Ilmu sebagai alat Eksplanasi
Berbagai ilmu yang berkembang dewasa ini, secara umum
berfungsi sebagai alat untuk membuat eksplanasi kenyataan yang ada. Filsafat
ilmu dapat dianggap sebagai suatu studi tentang masalah-masalah eksplanasi.
Menurut T. Jacob yang dikutip Ahmad
Tafsir dalam Emi Fatmawati, “sain merupakan suatu sistem eksplanasi yang paling dapat diandalkan dibanding dengan
sistem lain dalam memahami masa lampau, sekarang, serta mengubah masa depan”.
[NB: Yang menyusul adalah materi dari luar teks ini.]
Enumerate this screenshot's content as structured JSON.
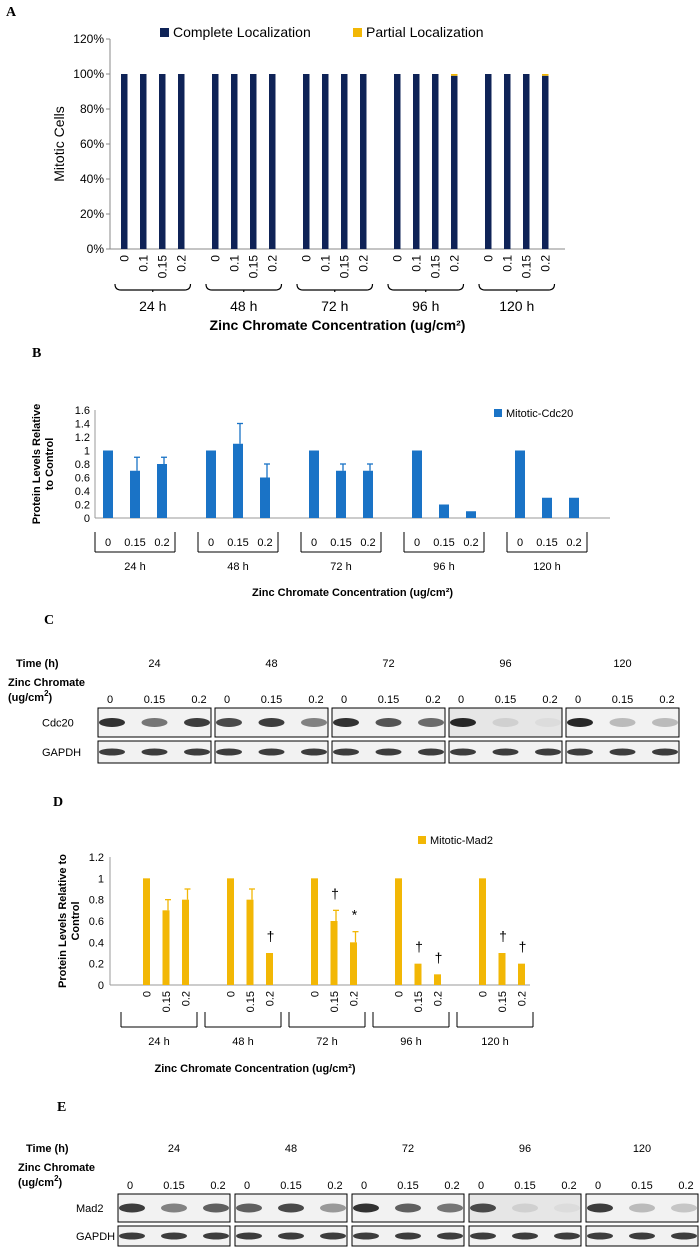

Sebagai contoh, ketika itu ada sebuah sepeda motor tua,
dengan knalpot yang berasap tebal berwarna putih dengan jalan terseok-seok dan
tidak bisa berlari kencang. Dari gejala yang timbul ini seorang mekanik yang
memiliki ilmu tentang perbengkelan, bisa membuat eksplanasi atau penjelasan
kepada pemilik motor mengapa begitu. Itulah manfaat ilmu sebagai eksplanasi.
2.
Ilmu sebagai alat Peramal
Tatkala membuat ekplanasi, biasanya ilmuan telah
mengetahui juga faktor penyebab gejala tersebut. Dengan menganalisis faktor dan
gejala yang muncul, ilmuwan dapat melakukan ramalan. Dalam term ilmuwan ramalan
disebut prediksi untuk membedakan ramalan embah dukun. Sebagai contoh, motor
tadi, seorang mekanik bisa memprediksi jika pemilik motor tidak mau merawat
motor dan lalai mengganti oli, maka ring sehernya akan cepat menipis dan oli
mesin akan terbakar dan menyebabkan asap menjadi tebal dan berwarna putih.
3.
Ilmu sebagai alat
Pengontrol
Eksplanasi sebagai bahan membuat prediksi dan kontrol.
Ilmuan selain mampu membuat ramalan berdasarkan eksplanasi gejala, juga dapat
membuat kontrol. Contoh : Agar motor kita awet, motor kita harus diservis dan
ganti oli tiap 2000 km, sehingga tingkat keausan mesin dapat ditekan dan
diperlambat, jadi motor kita akan tetap awet.
Pada
intinya ilmu memiliki kegunaan atau fungsi yang kalau kita konsumsikan dengan
baik, memberikan kenikmatan batiniah atau kepuasan jiwa. Jiwa kita tergetar,
terharu, tersenyum oleh komunikasi artistik, menyebabkan dunia yang tak
terjangkau kasat mata. Jiwa kita bertambah kaya, persepsi kita bertambah
dewasa, yang selanjutnya akan mengubah sikap dan kelakuan kita.